Tradeoffs and Limitations
Architecture-based methods achieve the strongest forgetting guarantees in the continual learning toolbox -- many provably guarantee zero forgetting. However, they face several limitations:
- Model growth: Expansion methods increase model size with each task. Even sub-linear growth (DEN) eventually becomes impractical for hundreds or thousands of tasks.
- Limited backward transfer: Because previous task parameters are frozen, learning new tasks cannot improve performance on old tasks. This limits the potential for knowledge accumulation.
- Task inference: At test time, most architecture methods require knowing which task a sample belongs to (to select the right subnetwork or expert). Methods that can infer task identity (SupSup, Expert Gate) add complexity and may fail on ambiguous inputs.
- Parameter efficiency: Parameter isolation methods (PackNet, HAT) divide a fixed model's capacity among tasks, limiting the capacity available to each. With many tasks, each task gets a thin slice of the network.
References
- Rahaf Aljundi, Punarjay Chakravarty, Tinne Tuytelaars (2017). Expert Gate: Lifelong Learning with a Network of Experts. CVPR.
- Jonathan Frankle, Michael Carlin (2019). The Lottery Ticket Hypothesis: Finding Sparse, Trainable Neural Networks. ICLR.
- Arun Mallya, Svetlana Lazebnik (2018). PackNet: Adding Multiple Tasks to a Single Network by Iterative Pruning. CVPR.
- Jorge A. Mendez, Eric Eaton (2022). Lifelong Learning with Modular and Compositional Knowledge. ICML.
- Andrei A. Rusu, Neil C. Rabinowitz, Guillaume Desjardins (2016). Progressive Neural Networks. arXiv.
- Joan Serra, Didac Suris, Marius Miron, Alexandros Karatzoglou (2018). Overcoming Catastrophic Forgetting with Hard Attention to the Task. ICML.
- Fu-Yun Wang, Da-Wei Zhou, Han-Jia Ye, De-Chuan Zhan (2022). FOSTER: Feature Boosting and Compression for Class-Incremental Learning. ECCV.

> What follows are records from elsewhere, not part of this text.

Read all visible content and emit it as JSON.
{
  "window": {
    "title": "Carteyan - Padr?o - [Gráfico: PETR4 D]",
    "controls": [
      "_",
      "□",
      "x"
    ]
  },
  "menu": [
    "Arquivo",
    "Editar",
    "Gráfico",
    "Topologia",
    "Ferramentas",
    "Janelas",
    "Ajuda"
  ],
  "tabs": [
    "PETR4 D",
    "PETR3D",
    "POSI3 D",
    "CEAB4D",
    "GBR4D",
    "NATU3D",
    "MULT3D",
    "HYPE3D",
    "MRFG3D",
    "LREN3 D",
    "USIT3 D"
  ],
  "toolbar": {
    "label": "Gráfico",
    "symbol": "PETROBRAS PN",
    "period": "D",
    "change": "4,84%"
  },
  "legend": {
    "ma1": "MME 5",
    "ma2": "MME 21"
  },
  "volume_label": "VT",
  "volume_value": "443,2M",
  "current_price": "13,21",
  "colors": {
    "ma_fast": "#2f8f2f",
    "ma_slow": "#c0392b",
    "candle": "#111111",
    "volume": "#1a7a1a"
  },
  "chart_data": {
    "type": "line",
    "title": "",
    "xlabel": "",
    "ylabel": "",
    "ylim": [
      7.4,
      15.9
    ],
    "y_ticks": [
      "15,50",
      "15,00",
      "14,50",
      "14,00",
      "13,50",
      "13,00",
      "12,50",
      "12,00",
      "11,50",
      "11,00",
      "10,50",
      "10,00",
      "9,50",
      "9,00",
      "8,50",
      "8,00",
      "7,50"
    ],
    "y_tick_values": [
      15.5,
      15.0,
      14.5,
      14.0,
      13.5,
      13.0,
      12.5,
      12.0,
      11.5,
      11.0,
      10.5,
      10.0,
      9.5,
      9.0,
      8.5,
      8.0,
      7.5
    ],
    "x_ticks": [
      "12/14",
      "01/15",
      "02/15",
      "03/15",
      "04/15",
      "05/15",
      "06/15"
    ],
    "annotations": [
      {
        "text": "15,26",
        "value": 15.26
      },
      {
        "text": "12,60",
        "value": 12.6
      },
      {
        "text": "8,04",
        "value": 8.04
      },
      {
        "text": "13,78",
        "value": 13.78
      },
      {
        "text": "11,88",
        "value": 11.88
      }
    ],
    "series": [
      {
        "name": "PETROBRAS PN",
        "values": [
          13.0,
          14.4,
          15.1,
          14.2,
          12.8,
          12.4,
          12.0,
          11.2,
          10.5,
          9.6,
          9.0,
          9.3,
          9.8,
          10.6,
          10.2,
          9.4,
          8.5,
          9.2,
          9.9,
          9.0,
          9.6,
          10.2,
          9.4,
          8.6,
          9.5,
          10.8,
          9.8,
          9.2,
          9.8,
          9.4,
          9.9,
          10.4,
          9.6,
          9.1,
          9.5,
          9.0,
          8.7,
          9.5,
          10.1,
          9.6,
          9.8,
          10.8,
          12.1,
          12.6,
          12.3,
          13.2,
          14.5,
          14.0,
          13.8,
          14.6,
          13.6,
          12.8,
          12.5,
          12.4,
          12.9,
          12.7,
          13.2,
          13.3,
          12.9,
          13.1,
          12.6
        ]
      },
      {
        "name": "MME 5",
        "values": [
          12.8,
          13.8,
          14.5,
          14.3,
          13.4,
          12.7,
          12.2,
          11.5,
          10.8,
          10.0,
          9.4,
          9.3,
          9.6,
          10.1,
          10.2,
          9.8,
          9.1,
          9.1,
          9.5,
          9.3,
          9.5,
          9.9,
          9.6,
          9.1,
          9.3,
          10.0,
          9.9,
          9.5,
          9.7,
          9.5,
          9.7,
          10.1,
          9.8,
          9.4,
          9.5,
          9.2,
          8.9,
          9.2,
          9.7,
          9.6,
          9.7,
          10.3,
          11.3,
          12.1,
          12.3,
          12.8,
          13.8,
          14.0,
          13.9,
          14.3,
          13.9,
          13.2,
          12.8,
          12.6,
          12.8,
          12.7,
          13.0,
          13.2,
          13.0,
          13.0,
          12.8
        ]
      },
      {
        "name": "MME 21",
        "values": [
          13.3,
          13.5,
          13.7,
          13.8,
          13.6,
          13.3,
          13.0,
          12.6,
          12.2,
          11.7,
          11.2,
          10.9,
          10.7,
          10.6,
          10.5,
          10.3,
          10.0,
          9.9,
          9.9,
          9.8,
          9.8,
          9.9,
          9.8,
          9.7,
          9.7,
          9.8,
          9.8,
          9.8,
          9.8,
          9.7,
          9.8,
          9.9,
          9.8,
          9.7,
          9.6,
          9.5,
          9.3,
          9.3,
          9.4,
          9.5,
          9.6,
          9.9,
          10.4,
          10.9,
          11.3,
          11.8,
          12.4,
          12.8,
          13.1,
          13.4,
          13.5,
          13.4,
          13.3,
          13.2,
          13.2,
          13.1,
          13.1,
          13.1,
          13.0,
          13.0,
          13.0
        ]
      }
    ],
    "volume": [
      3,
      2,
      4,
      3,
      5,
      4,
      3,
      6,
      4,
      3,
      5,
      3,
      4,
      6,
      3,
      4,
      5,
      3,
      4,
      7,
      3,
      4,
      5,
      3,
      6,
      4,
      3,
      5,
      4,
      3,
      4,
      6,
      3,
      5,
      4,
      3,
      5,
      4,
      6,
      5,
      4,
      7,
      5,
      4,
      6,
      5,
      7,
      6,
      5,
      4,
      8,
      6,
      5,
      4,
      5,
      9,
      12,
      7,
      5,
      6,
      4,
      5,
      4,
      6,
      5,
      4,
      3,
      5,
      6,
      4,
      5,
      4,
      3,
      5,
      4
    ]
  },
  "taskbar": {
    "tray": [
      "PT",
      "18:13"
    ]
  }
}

- Mitchell Wortsman, Vivek Ramanujan, Rosanne Liu (2020). Supermasks in Superposition. NeurIPS.
- Shipeng Yan, Jiangwei Xie, Xuming He (2021). DER: Dynamically Expandable Representation for Class Incremental Learning. CVPR.

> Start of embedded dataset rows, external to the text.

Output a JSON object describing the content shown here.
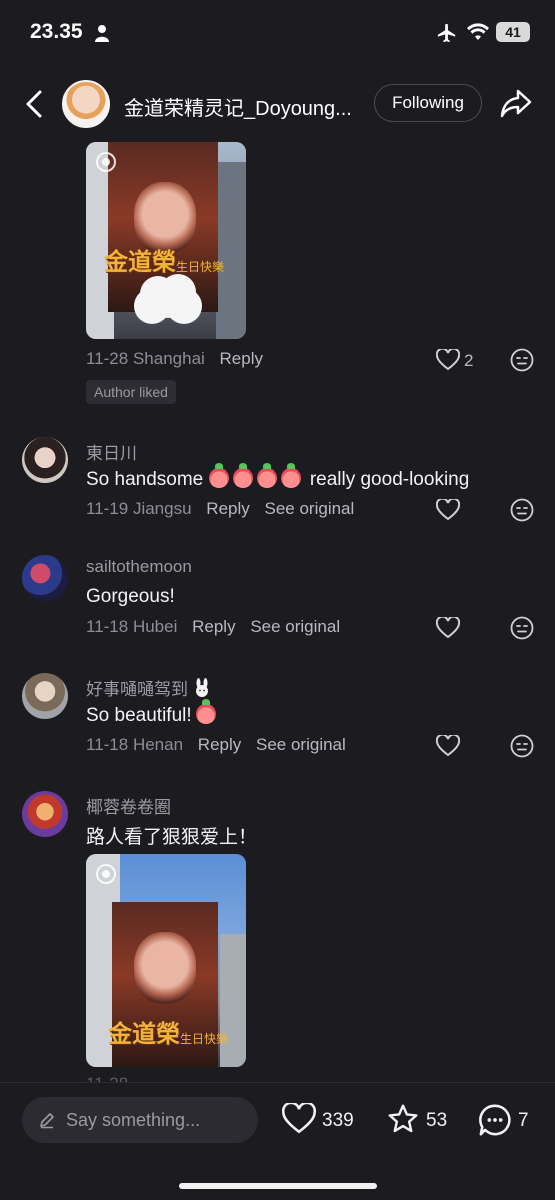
{
  "status_bar": {
    "time": "23.35",
    "battery": "41"
  },
  "header": {
    "title": "金道荣精灵记_Doyoung...",
    "follow_label": "Following"
  },
  "top_comment": {
    "date": "11-28",
    "location": "Shanghai",
    "reply_label": "Reply",
    "like_count": "2",
    "badge": "Author liked",
    "photo_text": {
      "main": "金道榮",
      "sub": "生日快樂"
    }
  },
  "comments": [
    {
      "user": "東日川",
      "text_a": "So handsome",
      "text_b": "really good-looking",
      "date": "11-19",
      "location": "Jiangsu",
      "reply_label": "Reply",
      "original_label": "See original"
    },
    {
      "user": "sailtothemoon",
      "text": "Gorgeous!",
      "date": "11-18",
      "location": "Hubei",
      "reply_label": "Reply",
      "original_label": "See original"
    },
    {
      "user": "好事嗵嗵驾到",
      "text": "So beautiful!",
      "date": "11-18",
      "location": "Henan",
      "reply_label": "Reply",
      "original_label": "See original"
    },
    {
      "user": "椰蓉卷卷圈",
      "text": "路人看了狠狠爱上！",
      "photo_text": {
        "main": "金道榮",
        "sub": "生日快樂"
      }
    }
  ],
  "bottom_bar": {
    "placeholder": "Say something...",
    "likes": "339",
    "favorites": "53",
    "comments": "7"
  },
  "colors": {
    "background": "#1c1c20",
    "text": "#f2f2f2",
    "muted": "#8d8d95",
    "gold": "#f1b437"
  }
}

- Jaehong Yoon, Eunho Yang, Jeongtae Lee, Sung Ju Hwang (2018). Lifelong Learning with Dynamically Expandable Networks. ICLR.
- Jiazuo Yu, Yunzhi Zhuge, Lu Zhang, Ping Lu, Liang Wang, Huchuan Lu (2024). Boosting Continual Learning of Vision-Language Models via Mixture-of-Experts Adapters. CVPR.
- Da-Wei Zhou, Qi-Wei Wang, Han-Jia Ye, De-Chuan Zhan (2022). A Model or 603 Exemplars: Towards Memory-Efficient Class-Incremental Learning. ICLR.